Chaos Theory

According to classical Greek myth, only Chaos existed in the beginning.

Chaos theory refers to the behavior of certain systems of motion, such as the atmosphere, the solar system, plate tectonics, ocean currents, economies or population growth, to be especially sensitive to tiny changes in starting conditions that result in drastically different outcomes. The biggest weather computer in the world, in the European centre for Medium-range Weather Forecasting, does as many as 400 million calculations every second. It is fed 100 million separate weather measurements from around the world every day, and it processes data in three hours of continuous running, to produce a ten day forecast. Yet beyond two or three days the forecasts are speculative, and beyond six or seven they are worthless. Chaos theory, then, sets definite limits to the predictability of complex non-linear systems.
Unlike what it implies colloquially, chaos theory doesn’t mean the world is metaphorically chaotic, nor does it refer to entropy, by which systems naturally tend toward disorder. Chaos theory relies on the uncertainty inherent in measurements, the precision of predictions, and the non-linear behavior of seemingly linear systems.

Chaos theory came on the scientific scene in the late 1970s. It was introduced by a self-motivated group of Santa Cruz scientists. As students they had to fight their faculty to pursue their fascination with this unorthodox subject. After its initial presentation, chaos became a buzzword in many disciplines, as scientists thought of ways it applied in their fields. Even more interesting, scientists began crossing over fields, developing multidisciplinary approaches.
Chaos is not entirely random, but is an occult, “hidden,” or implicate order within nature. Cosmology, weather prediction, animal migration patterns, quantum mechanics, and more were affected. We now have terms like “quantum chaos,” and chaotic planetary motion. Chaos is a major influence from the microcosm to the macrocosm.

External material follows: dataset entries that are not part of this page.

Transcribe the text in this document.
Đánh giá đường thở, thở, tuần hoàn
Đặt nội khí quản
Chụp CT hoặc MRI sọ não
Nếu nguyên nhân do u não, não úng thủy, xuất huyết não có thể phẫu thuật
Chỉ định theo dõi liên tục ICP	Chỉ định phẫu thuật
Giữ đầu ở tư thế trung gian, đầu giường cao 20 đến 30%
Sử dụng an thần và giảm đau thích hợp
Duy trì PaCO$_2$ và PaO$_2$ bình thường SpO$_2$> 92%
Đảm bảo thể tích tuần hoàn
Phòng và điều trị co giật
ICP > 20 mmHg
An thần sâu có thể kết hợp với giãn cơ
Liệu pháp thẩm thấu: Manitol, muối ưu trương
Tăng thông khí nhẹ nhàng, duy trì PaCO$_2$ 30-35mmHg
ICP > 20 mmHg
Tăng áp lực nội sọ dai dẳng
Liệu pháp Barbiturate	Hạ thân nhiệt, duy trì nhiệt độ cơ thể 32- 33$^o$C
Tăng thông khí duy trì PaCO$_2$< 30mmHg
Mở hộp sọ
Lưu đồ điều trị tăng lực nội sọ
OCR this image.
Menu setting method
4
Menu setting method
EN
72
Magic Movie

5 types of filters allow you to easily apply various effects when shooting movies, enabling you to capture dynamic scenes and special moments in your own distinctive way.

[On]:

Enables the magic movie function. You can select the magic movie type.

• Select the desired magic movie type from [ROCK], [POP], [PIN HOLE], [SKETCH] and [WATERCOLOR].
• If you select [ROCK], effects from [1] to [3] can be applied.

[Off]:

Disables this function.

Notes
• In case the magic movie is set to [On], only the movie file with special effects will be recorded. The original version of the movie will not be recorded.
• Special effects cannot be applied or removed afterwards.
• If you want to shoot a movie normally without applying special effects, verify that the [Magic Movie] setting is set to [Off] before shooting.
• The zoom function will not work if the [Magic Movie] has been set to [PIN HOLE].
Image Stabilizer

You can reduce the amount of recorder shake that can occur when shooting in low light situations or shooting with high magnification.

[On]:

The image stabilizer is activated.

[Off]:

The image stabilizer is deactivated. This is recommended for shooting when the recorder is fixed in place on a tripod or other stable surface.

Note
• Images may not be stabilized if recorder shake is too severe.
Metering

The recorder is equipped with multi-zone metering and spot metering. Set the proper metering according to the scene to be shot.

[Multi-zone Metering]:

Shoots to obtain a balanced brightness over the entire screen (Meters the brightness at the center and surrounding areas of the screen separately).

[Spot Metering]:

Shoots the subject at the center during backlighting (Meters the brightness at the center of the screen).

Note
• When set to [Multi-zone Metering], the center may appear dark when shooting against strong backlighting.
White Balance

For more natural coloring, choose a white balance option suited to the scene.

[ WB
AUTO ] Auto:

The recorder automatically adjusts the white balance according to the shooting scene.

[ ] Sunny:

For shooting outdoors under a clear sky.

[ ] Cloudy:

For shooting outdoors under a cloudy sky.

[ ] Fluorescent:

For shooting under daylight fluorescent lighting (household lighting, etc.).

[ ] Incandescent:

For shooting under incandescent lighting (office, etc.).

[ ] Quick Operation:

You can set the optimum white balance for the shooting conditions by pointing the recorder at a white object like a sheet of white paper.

Creation came out of chaos, is surrounded by chaos and will end in chaos.

Maarten Vanden Eynde

Genetologic Research Nr. 10, 2004 (back: 100cm x 100cm x 150cm – front: 40cm 70cm)

Maarten Vanden Eynde Genetology nr.10

Maarten Vanden Eynde Genetology nr.10

The work consists of found materials (wood-, plastic-, metal), gathered together during one month from the streets of Naples, Italy. Al the scrap is pressed into an oval hole of a 40 cm thick wall. The front side shows a flat, orderly ‘abstract’ image. The back is exploding of energy, being sucked in or puked out. The tension was so high that the wall started to crack. The seemingly quiet, almost sacral image of the front side (which is faced towards the inside space) originates from but is contradictory to the chaotic and violent back side (which is faced to the outside streets of the turbulent city life of Naples).